The Czech presidency: After you, Vaclav

Series Title
Series Details No.8307, 18.1.03
Publication Date 18/01/2003
Content Type ,

Date: 18/01/03

Vaclav Havel leaves much behind him, but no heir

IT REALLY is the end of an era. Vaclav Havel retires on February 2nd, after ten years as the Czechs' president and an earlier three as president of what was then Czechoslovakia. A playwright, and the country's most famous dissident under the Communists, his exit breaks a last link with the revolutions of 1989, which ended totalitarian rule across the continent in a few stunning months.

When he first took office in the revolution's heady aftermath, his country's political and economic future looked shaky. Nobody knew how the Czechs would adapt to capitalism; what would happen to the still-powerful secret police; and whether the then Soviet Union would not try to keep some grip on Central Europe. Twelve years on, such fears seem fanciful. Now his country is a solid member of NATO and should join the European Union next year.

No less miraculous is Mr Havel's own staying power. He has survived Czechoslovakia's grumpy but peaceful divorce, the Czech economy's collapse and revival, and his own ill health. Elsewhere, most of his brave counterparts from the resistance era, such as Solidarity's hero, Lech Walesa, proved hapless in office. Mr Havel, by contrast, blossomed into a statesman. Some say his stature matches that of Czechoslovakia's revered founding president, Tomas Masaryk.

The big success was abroad. Mr Havel's stature helped win NATO and EU membership. He has been a stalwart western ally, sending Czech servicemen to Kosovo and Afghanistan, and brushing off terrorist threats to disrupt a grand NATO summit in Prague, the Czechs' capital, last autumn. He has also spoken up admirably for his country's beleaguered minority of Gypsies.

Yet, at home, many Czechs are unenthusiastic. His manner is awkward. Too often he comes over as too remote, too intellectual.

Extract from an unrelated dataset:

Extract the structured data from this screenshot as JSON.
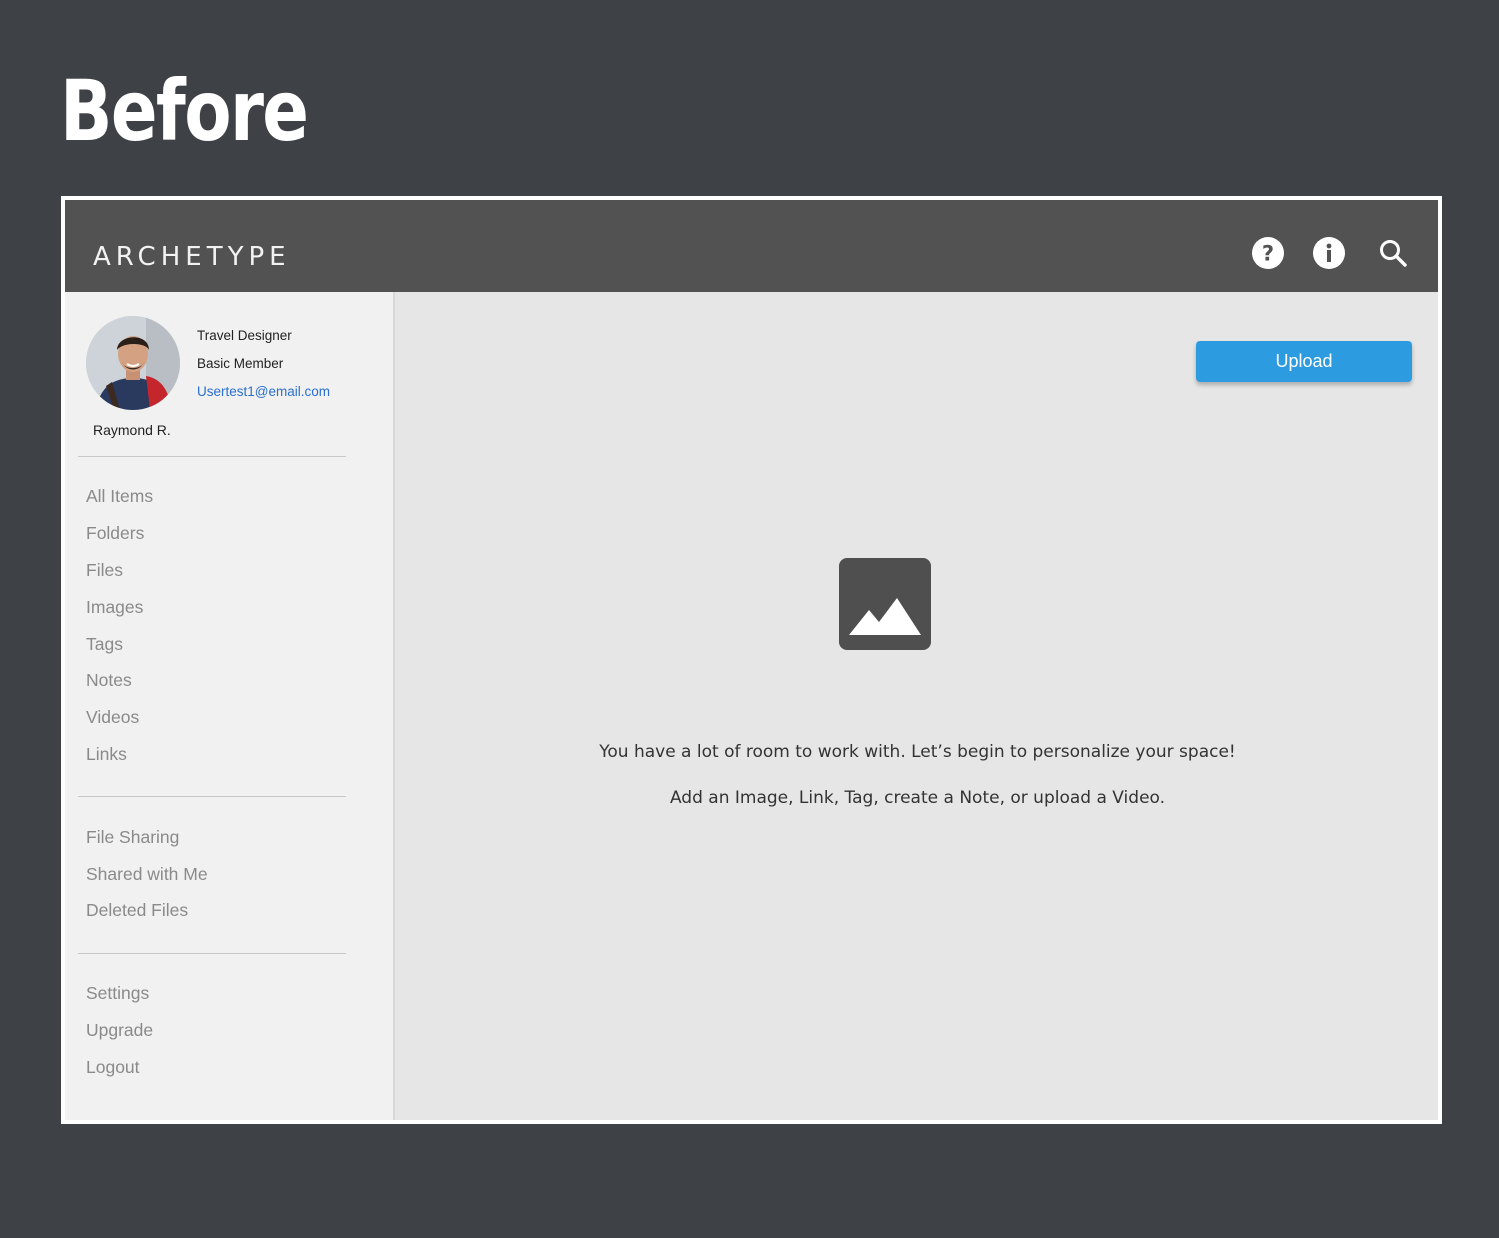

His speeches about civil society can be rambling and waffly; they strike no chord in the grimy decrepit industrial towns of northern Bohemia. Poor Czechs are too miserable to hear him; the rich ones too busy and greedy.

The biggest criticism of Mr Havel is the lack of a political heir or legacy. His mainly ceremonial job gave him little chance to build a political base; no party stands clearly for his blend of humanitarian, liberal, communitarian ideas.

Instead, parliament on January 15th failed, in two rounds of voting, to pick a successor from a rum bunch of presidential hopefuls. Vaclav Klaus, a former prime minister who despises Mr Havel almost as much as his ideas, got most votes in the lower house but not enough in both houses to clinch the job. The senate preferred Mr Havel's friend, Petr Pithart, an old dissident chum, whose standing has been damaged by years of political shilly-shallying. Jaroslav Bures, a former justice minister who was the ruling Social Democrats's first choice, was knocked out.

That opens the door for a showdown between Mr Klaus and another former prime minister, the jovial Milos Zeman, who will throw his hat into the ring for the next bout, starting in a week or so. His liking for a smoke, banter and a drink or three would go down well in the pubs at home. But, quite unlike Mr Havel, he could well prove an embarrassment abroad. Hardly surprising that the Czech anarchists, who once teased the Communists side by side with Mr Havel, are now calling for a return to monarchy.